Players who compete on the LIV Golf League have won Major championships, of course. Quite a few and all four of them, in fact. Phil Mickelson comes immediately to mind. So do Brooks Koepka, Bryson DeChambeau, Dustin Johnson and Cameron Smith. Patrick Reed, for various reasons, is hard to forget. And there is more than one South African in the mix if I’m not mistaken. Are we forgetting anyone? Oh yes, Sergio Garcia.

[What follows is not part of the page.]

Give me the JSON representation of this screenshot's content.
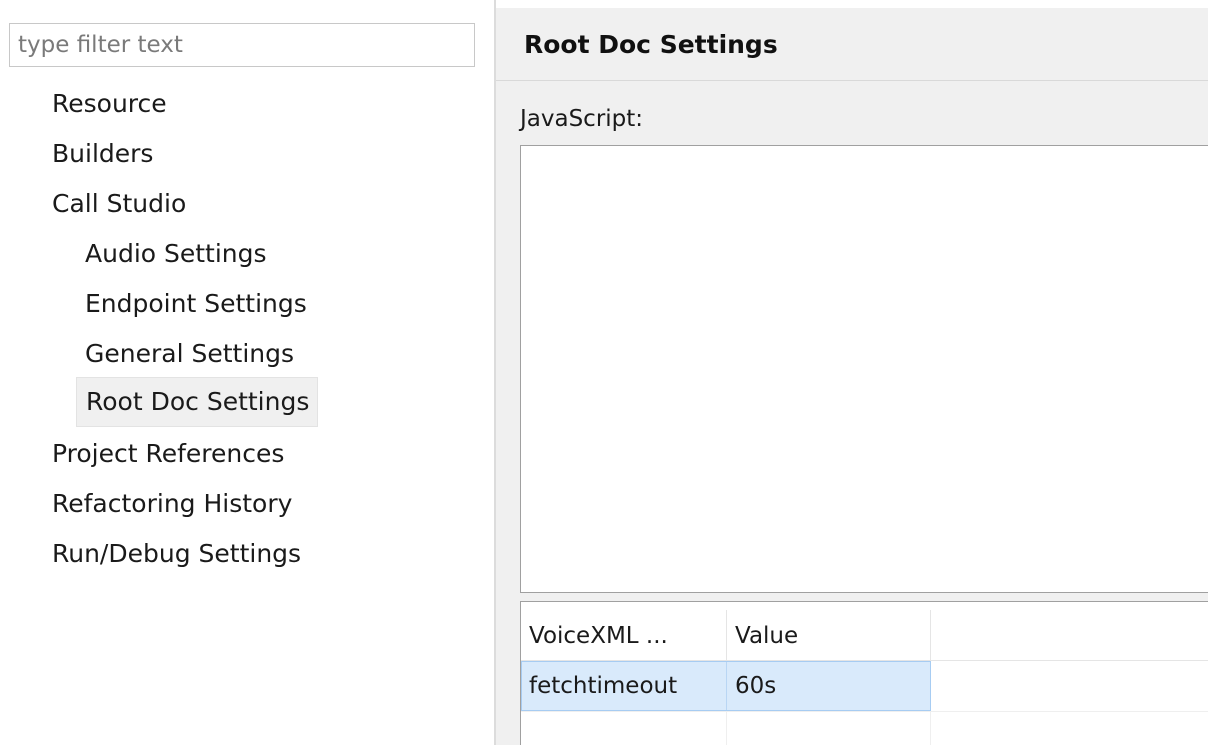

But no LIV golfer has yet won any of golf’s four most important events while wearing one of the many hats to be found on the controversial Saudi-backed circuit. And that remains so after this week at the 87th Masters. Twelve LIV players completed all 72 holes although none of the original 18 starters – more than 20 percent of the starting field – could beat Jon Rahm over four rounds. (Hang on, though. Koepka did achieve that notable feat, but only if an oh-so ironic 54 holes is to be our measure.)

Before all that too, any question that the LIV guys should be teeing-up at Augusta National had long been banished from even the most cynical minds (even if the week was marked by a spectacular defeat for LIV in the arbitration battle with the DP World Tour). Jordan Spieth, who had his own epic encounter with Mickelson over the final round summed up the prevailing mood.

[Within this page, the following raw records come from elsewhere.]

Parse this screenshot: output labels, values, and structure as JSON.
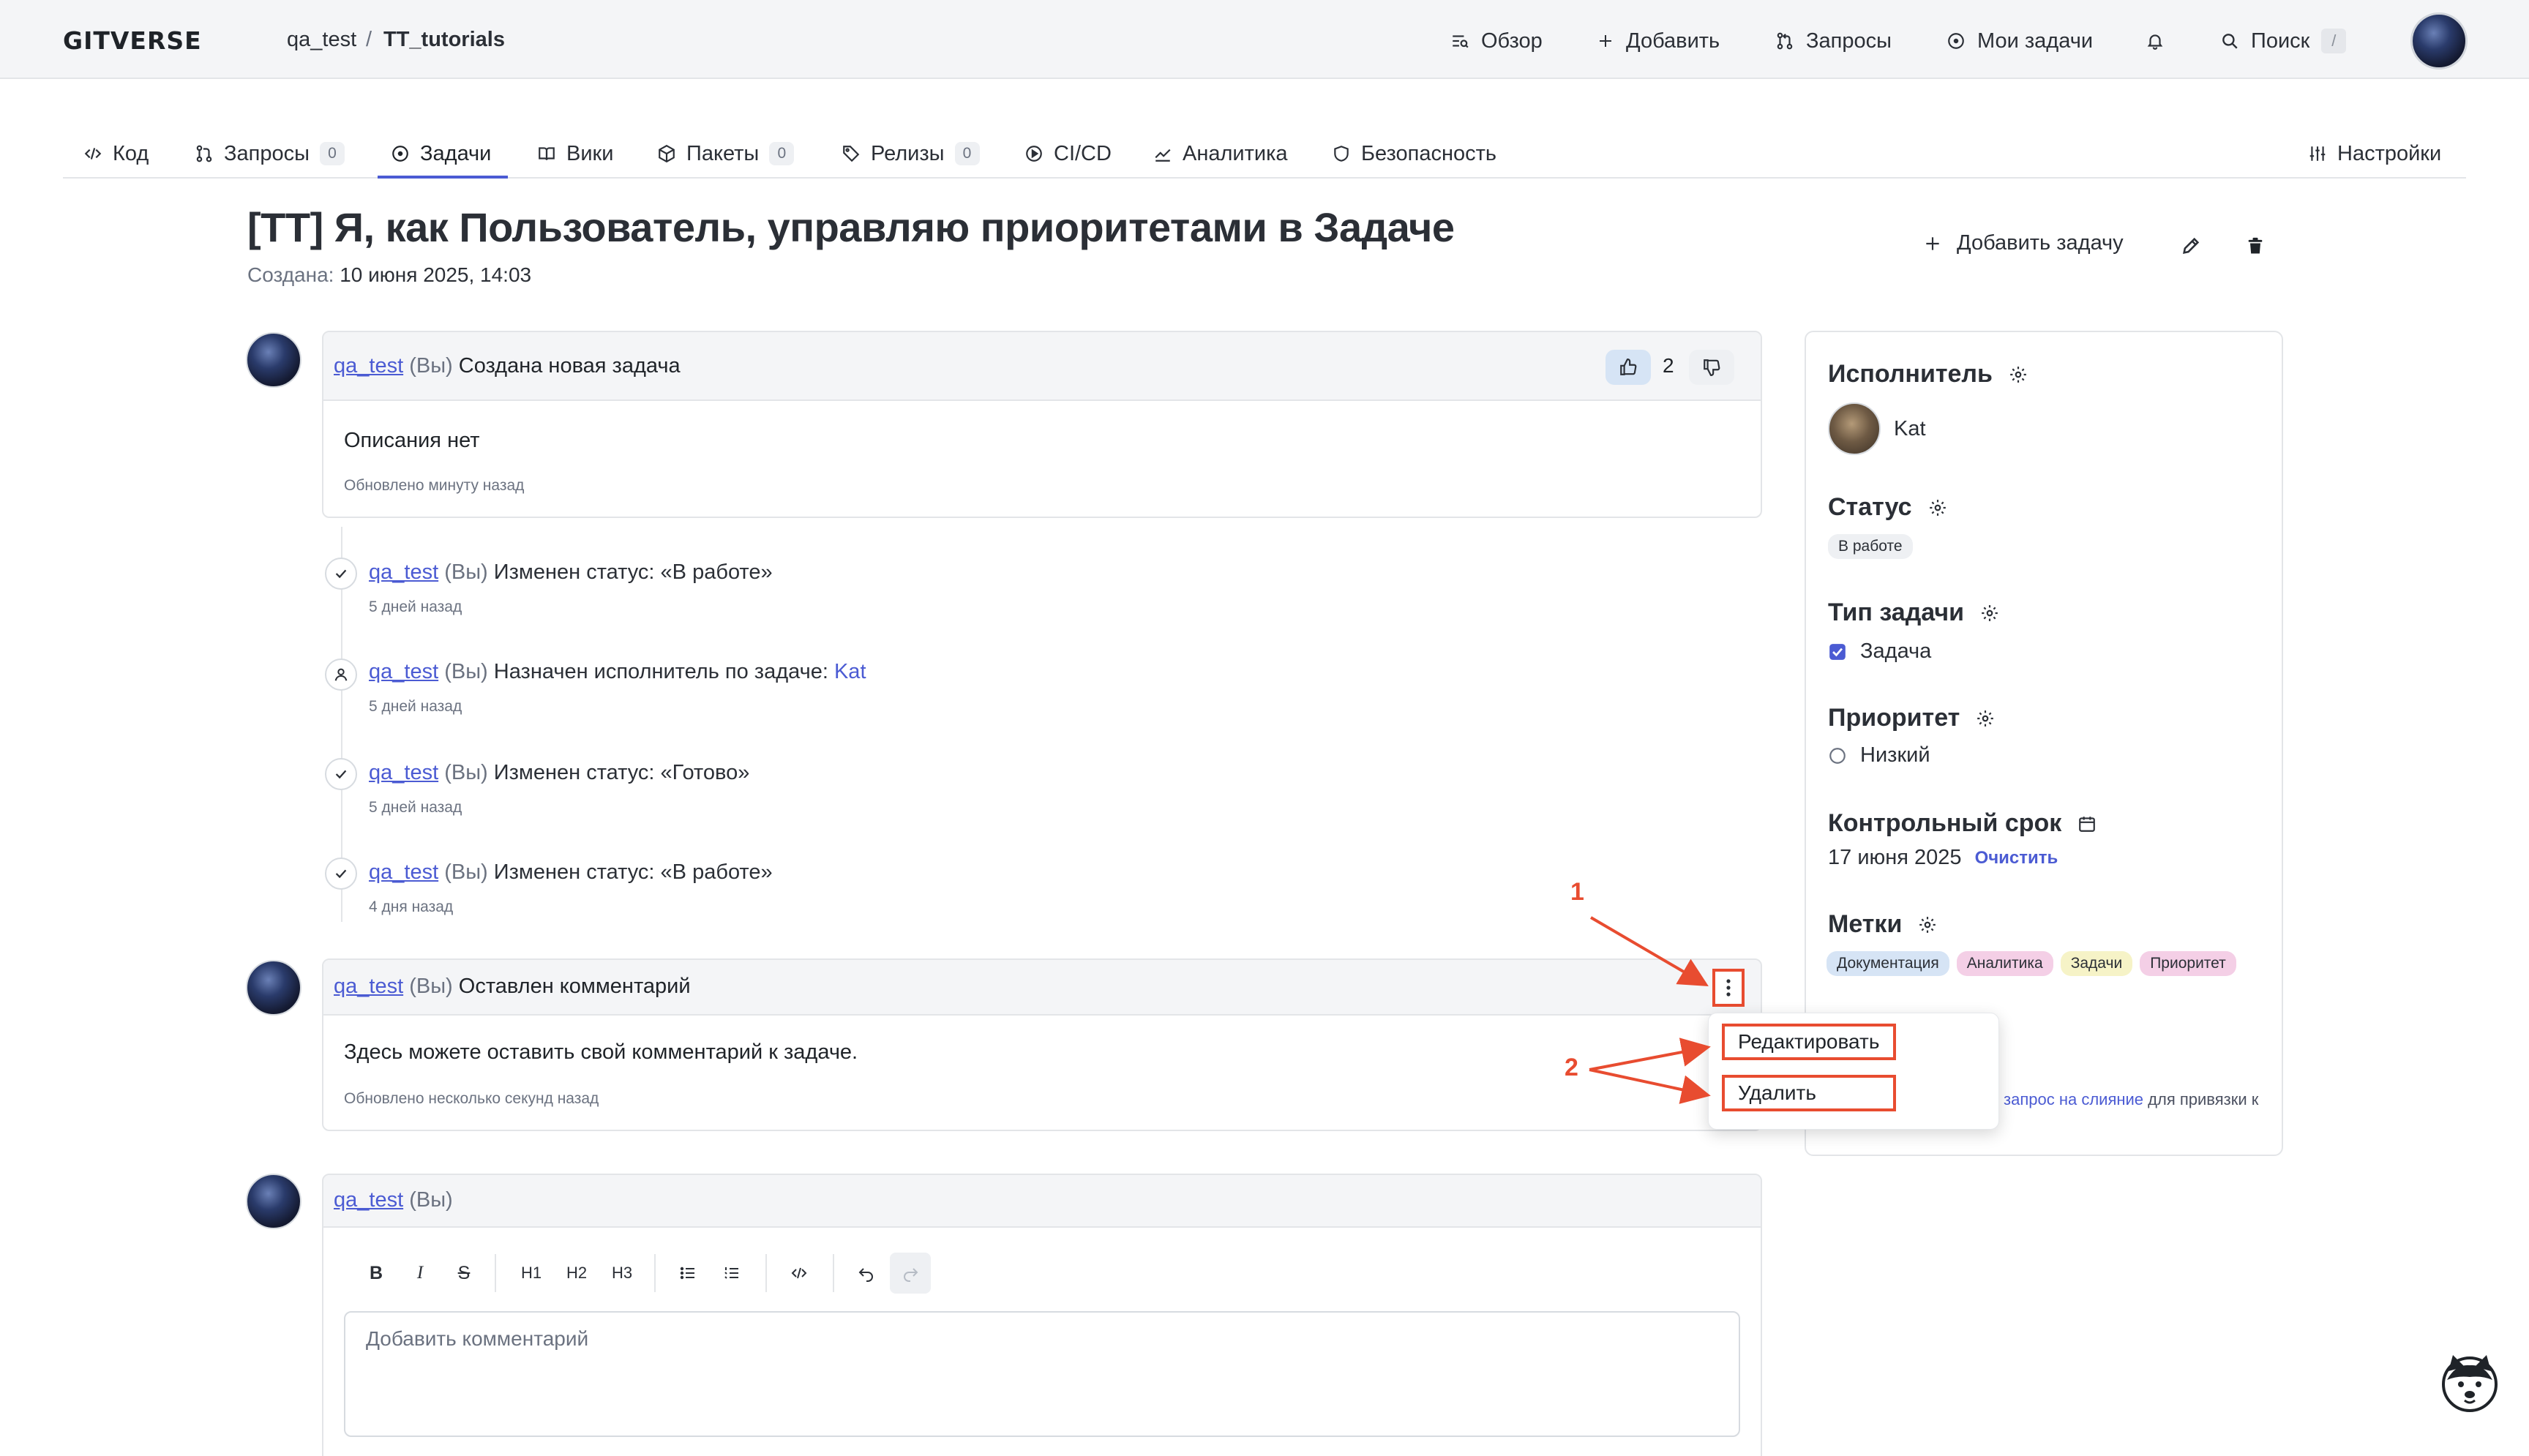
{
  "header": {
    "logo": "GITVERSE",
    "breadcrumb": [
      "qa_test",
      "TT_tutorials"
    ],
    "breadcrumb_sep": "/",
    "nav": [
      "Обзор",
      "Добавить",
      "Запросы",
      "Мои задачи"
    ],
    "search_label": "Поиск",
    "search_shortcut": "/"
  },
  "tabs": [
    {
      "label": "Код",
      "icon": "code-icon"
    },
    {
      "label": "Запросы",
      "icon": "pull-request-icon",
      "count": "0"
    },
    {
      "label": "Задачи",
      "icon": "issue-icon",
      "active": true
    },
    {
      "label": "Вики",
      "icon": "book-icon"
    },
    {
      "label": "Пакеты",
      "icon": "package-icon",
      "count": "0"
    },
    {
      "label": "Релизы",
      "icon": "tag-icon",
      "count": "0"
    },
    {
      "label": "CI/CD",
      "icon": "play-icon"
    },
    {
      "label": "Аналитика",
      "icon": "graph-icon"
    },
    {
      "label": "Безопасность",
      "icon": "shield-icon"
    }
  ],
  "settings_label": "Настройки",
  "issue": {
    "title": "[TT] Я, как Пользователь, управляю приоритетами в Задаче",
    "created_label": "Создана:",
    "created_value": "10 июня 2025, 14:03",
    "add_task_label": "Добавить задачу"
  },
  "description_card": {
    "user": "qa_test",
    "you": "(Вы)",
    "action": "Создана новая задача",
    "likes": "2",
    "body": "Описания нет",
    "updated": "Обновлено минуту назад"
  },
  "timeline": [
    {
      "user": "qa_test",
      "you": "(Вы)",
      "text": "Изменен статус: «В работе»",
      "time": "5 дней назад",
      "icon": "check-icon"
    },
    {
      "user": "qa_test",
      "you": "(Вы)",
      "text": "Назначен исполнитель по задаче:",
      "assignee": "Kat",
      "time": "5 дней назад",
      "icon": "person-icon"
    },
    {
      "user": "qa_test",
      "you": "(Вы)",
      "text": "Изменен статус: «Готово»",
      "time": "5 дней назад",
      "icon": "check-icon"
    },
    {
      "user": "qa_test",
      "you": "(Вы)",
      "text": "Изменен статус: «В работе»",
      "time": "4 дня назад",
      "icon": "check-icon"
    }
  ],
  "comment_card": {
    "user": "qa_test",
    "you": "(Вы)",
    "action": "Оставлен комментарий",
    "body": "Здесь можете оставить свой комментарий к задаче.",
    "updated": "Обновлено несколько секунд назад"
  },
  "dropdown": {
    "items": [
      "Редактировать",
      "Удалить"
    ]
  },
  "annotations": {
    "marker_1": "1",
    "marker_2": "2",
    "color": "#e84c30"
  },
  "new_comment": {
    "user": "qa_test",
    "you": "(Вы)",
    "toolbar": [
      "B",
      "I",
      "S",
      "H1",
      "H2",
      "H3"
    ],
    "placeholder": "Добавить комментарий"
  },
  "sidebar": {
    "assignee_title": "Исполнитель",
    "assignee": "Kat",
    "status_title": "Статус",
    "status": "В работе",
    "type_title": "Тип задачи",
    "type": "Задача",
    "priority_title": "Приоритет",
    "priority": "Низкий",
    "deadline_title": "Контрольный срок",
    "deadline": "17 июня 2025",
    "clear_label": "Очистить",
    "labels_title": "Метки",
    "labels": [
      {
        "name": "Документация",
        "color": "#d6e4f5"
      },
      {
        "name": "Аналитика",
        "color": "#f4cfe6"
      },
      {
        "name": "Задачи",
        "color": "#f6f3c7"
      },
      {
        "name": "Приоритет",
        "color": "#f4cfe6"
      }
    ],
    "merge_link": "запрос на слияние",
    "merge_text": "для привязки к"
  },
  "colors": {
    "accent": "#4b5bd3",
    "annotation": "#e84c30"
  }
}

“If you qualify, you qualify,” said Spieth, whose closing 66 at Augusta National was beaten only by Mickelson’s 65. “You shouldn’t keep anyone out if they qualified. As long as people keep qualifying, whoever you typically have the fields that you normally have because that criteria makes you have to play really, really good golf. Every Major wants to have the best field possible.”

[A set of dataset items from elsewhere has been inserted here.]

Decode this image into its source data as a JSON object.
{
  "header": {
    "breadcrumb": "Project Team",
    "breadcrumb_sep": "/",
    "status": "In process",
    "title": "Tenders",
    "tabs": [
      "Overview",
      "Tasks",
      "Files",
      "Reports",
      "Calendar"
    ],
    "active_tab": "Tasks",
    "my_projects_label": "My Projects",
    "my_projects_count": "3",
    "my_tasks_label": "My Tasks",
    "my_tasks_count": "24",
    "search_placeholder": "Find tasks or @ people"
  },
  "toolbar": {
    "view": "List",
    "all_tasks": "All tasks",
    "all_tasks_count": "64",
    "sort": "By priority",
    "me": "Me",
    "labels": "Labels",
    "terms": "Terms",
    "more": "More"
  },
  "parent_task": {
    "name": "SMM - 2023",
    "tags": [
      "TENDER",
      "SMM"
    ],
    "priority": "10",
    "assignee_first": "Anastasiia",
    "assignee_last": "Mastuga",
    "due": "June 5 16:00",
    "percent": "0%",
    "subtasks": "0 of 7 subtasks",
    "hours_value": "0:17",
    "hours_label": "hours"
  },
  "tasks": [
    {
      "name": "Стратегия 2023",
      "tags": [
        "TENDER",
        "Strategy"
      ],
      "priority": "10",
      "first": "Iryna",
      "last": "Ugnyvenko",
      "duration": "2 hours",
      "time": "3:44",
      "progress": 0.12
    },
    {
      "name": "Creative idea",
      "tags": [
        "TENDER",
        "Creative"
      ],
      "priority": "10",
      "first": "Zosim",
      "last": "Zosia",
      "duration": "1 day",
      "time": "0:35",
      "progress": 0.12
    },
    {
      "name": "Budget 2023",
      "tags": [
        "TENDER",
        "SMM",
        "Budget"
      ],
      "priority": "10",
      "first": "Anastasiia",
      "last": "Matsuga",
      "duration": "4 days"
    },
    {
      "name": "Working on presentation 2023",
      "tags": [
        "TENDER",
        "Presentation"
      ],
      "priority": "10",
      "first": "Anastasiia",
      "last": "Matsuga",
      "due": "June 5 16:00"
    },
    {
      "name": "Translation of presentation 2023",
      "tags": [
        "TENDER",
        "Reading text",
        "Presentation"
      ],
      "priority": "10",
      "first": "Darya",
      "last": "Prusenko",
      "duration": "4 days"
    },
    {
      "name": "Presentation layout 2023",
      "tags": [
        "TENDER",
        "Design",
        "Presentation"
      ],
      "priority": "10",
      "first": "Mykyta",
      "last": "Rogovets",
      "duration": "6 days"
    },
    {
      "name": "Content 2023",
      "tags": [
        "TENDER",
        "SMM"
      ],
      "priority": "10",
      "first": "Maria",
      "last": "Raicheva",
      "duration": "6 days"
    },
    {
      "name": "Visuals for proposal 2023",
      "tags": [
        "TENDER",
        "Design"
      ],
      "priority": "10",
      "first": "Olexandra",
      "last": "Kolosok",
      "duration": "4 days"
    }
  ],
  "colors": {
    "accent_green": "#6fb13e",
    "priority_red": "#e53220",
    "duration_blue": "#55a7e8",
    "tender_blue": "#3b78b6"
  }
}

Indeed, even amid doubts over the long-term advisability of playing events over three rounds instead of four, it is hard to argue the notion that the LIV players have deteriorated to a point where they do not belong in elite company. While not all of them played well – Smith, the reigning Open champion, plodded to a T-34 finish and only five finished inside the top 30 – of the five names highest on the leaderboard on Sunday evening, three will be playing in LIV’s next event in Adelaide later this month: Mickelson and Koepka sharing second and Reed finishing T-4. An impressive return.

“I don’t think it was needed,” said Joaquin Niemann, who finished T-16, of such a stellar performances. “There are potential Major winners on the PGA Tour and also on the LIV Golf. I think I’ve got the game to win a Major. Some might be talking that we don’t have the top guys. But I think that anybody could win tournaments.”

Niemann’s take was far from unique, although no one on either side of professional golf’s great divide was understandably keen to portray this Masters as a battleground – official or otherwise – rather than just another Major.

“I wouldn’t look at it like that,” Mickelson said. “I’m very appreciative that we’re here; that we are able to play in the Majors. And I thought it was exciting that this tournament rose above it all to have the best players in the world here and lost all the pettiness; that was great.”

The other man in equal second place was also having none of it.

“We’re still the same people,” Koepka said. “I know if I’m healthy, I know I can compete. I don’t think any of the guys that played this event thought otherwise. When Phil plays good, we know he’s going to compete. Patrick Reed, the same thing. I think that the notion that we can’t compete any more, that we are washed up, is just manufactured by the media. The game is fractured, I guess, from the fan’s perspective. But as far as us, I think everybody saw it this week. It has been nice to see everybody. There’s no hard feelings pretty much. I think that’s the way everybody should see it.”

Reed offered his perspective, too. Despite his run-in with Rory McIlroy at the DP World Tour’s Dubai Desert Classic in January, the 2018 Masters winner has apparently never been in any doubt as to the ability of PGA Tour players and LIV players to co-exist.

“I felt that way even before this week,” he said. “I’ve played on the European Tour in events there, and all the guys have been fine. They treated me the same no matter what. I’ve always shown support for their tour. I’ve gone over and played even when I was part of the PGA Tour. Now, being part of LIV, I’ve also gone over there and showed my support. The guys like that, the competitiveness, guys coming over and competing. This week is the first time really seeing the PGA Tour guys, and they were all great. They all acted the exact same way, whether I was part of LIV, or whether I was a part of the PGA Tour.”

While such sentiment is open to both debate and conjecture, one thing is not in any doubt, if indeed it ever was. So far at least, the LIV guys can still play. Some of them, anyway.